According to a May report from Capital Economics, April’s data on global chip orders shows that chip factories in Taiwan will continue to operate at full capacity. According to the report, the order volume will continue to exceed Taiwan’s chip exports and the backlog will take some time to resolve.

Figures released by the Taiwanese government last week showed the territory’s exports in May rose 38.6 percent year-on-year to a record high of $ 37.4 billion. This is seen as a sign that Taiwan’s booming demand for computer chips and other exports will not subside anytime soon.

SMALL REGENERAL ENERGY SOLUTIONS

Experts fear that water shortages in Taiwan will worsen in the future. Climate change could cause rainfall to drop in this region over the next decades, leading to more persistent droughts, according to climatology researcher Hsu Huang-hsiung of the Taiwan Academy of Sciences (Academia Sinica).

“Our forecast shows that the drought will become more severe in the future. Therefore, this year is a good opportunity to test the sustainability of Taiwan’s semiconductor industry, ”Hsu told CNN Business.s.

Electrical engineer Jefferey Chiu of the University of Taiwan said such a situation could limit the territory’s ability to develop advanced chips. This is because chip technology is getting more and more sophisticated, forcing manufacturers to use more water in the chemical processes needed to make chips.

Another concern of Taiwan today is the lack of electricity.
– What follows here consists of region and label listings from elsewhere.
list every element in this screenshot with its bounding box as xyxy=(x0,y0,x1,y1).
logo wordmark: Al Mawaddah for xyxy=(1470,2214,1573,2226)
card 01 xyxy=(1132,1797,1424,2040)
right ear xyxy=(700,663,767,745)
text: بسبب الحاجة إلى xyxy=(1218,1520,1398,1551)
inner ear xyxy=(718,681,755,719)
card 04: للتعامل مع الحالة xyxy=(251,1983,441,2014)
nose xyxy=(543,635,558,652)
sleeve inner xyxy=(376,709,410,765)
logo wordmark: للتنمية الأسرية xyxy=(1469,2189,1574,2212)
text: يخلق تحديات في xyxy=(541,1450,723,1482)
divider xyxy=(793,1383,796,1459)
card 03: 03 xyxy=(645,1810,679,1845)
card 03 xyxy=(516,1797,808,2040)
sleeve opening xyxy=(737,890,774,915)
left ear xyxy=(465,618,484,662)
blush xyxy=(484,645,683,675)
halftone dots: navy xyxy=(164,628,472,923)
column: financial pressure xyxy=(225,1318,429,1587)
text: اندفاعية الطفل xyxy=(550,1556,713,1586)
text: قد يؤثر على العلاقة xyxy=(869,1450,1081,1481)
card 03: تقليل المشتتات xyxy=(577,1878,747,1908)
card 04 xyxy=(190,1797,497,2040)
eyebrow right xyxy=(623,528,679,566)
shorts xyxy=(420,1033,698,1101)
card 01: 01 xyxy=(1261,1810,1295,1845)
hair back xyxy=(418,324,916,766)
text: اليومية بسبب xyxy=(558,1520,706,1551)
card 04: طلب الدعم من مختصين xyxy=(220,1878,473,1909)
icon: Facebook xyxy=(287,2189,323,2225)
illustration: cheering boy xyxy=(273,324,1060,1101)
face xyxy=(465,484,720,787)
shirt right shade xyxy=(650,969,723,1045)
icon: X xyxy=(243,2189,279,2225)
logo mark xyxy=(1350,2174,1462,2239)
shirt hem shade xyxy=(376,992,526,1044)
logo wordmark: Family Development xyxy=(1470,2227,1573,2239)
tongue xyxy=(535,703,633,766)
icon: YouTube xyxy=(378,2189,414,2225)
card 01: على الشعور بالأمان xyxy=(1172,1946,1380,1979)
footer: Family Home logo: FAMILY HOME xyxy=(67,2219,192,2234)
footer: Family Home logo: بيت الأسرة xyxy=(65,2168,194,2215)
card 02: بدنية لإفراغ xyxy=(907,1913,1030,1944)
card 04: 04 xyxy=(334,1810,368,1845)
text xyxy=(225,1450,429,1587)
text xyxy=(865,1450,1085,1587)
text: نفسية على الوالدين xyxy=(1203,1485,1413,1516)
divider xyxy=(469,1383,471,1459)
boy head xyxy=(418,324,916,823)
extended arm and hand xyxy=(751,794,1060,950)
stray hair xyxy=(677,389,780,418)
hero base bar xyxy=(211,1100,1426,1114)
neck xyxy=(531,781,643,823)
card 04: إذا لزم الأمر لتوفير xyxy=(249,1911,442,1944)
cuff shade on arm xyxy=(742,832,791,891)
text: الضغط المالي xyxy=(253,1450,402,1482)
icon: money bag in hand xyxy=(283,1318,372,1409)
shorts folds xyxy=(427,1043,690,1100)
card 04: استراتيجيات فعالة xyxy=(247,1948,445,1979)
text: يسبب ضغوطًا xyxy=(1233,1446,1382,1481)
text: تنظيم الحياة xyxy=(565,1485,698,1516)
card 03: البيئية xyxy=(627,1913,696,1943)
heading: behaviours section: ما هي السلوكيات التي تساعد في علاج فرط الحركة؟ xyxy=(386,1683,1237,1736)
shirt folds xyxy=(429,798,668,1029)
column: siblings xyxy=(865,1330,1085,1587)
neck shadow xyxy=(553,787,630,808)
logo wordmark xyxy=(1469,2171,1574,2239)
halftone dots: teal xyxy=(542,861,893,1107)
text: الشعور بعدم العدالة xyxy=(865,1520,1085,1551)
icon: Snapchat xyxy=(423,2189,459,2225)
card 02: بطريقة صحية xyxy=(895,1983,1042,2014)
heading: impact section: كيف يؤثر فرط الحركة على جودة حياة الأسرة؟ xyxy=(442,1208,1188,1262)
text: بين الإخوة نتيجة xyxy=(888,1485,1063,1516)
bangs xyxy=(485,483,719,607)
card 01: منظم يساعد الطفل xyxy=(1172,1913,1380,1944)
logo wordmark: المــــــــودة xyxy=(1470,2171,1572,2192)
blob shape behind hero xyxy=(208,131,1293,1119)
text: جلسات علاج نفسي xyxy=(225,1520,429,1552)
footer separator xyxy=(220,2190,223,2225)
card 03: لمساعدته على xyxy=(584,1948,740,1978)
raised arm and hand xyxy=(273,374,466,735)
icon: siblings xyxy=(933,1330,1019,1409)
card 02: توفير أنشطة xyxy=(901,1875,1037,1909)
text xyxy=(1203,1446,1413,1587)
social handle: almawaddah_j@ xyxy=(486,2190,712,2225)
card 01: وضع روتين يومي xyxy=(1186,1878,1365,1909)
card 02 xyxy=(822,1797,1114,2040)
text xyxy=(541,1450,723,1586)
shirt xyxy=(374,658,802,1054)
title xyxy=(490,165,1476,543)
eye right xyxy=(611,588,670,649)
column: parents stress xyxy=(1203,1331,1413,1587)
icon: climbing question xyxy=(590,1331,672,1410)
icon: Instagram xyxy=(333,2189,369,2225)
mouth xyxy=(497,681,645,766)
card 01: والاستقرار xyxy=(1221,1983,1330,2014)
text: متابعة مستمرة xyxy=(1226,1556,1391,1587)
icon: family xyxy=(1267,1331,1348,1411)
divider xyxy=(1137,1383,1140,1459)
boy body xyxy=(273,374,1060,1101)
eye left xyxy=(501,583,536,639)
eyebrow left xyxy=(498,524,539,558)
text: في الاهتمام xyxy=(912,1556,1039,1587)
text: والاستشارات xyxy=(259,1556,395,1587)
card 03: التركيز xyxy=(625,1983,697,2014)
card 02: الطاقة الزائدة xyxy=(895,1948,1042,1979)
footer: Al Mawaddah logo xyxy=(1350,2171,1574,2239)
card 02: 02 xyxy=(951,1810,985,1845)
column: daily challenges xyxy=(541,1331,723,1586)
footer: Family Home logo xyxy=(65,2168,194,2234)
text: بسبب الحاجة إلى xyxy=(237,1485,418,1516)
Higher power consumption by factories, warmer-than-usual weather, and low water levels in hydroelectric reservoirs have resulted in intermittent power outages affecting more than 4 million homes and nearly one million homes across the country. half of Taiwan’s 62 industrial parks. TSMC said the power outage affected some of its factories.

“There is a need to reduce carbon emissions, but also to generate more electricity on the other hand,” Hsu said, saying Taiwanese chip companies need to invest more in renewable energy sources to ensure that they do not have a secure and sustainable future. .

TSMC said it was working to strengthen the electricity supply by partnering with solar power plants and wind farms. Last year, TSMC announced a strategy to use all renewables for generation by 2050.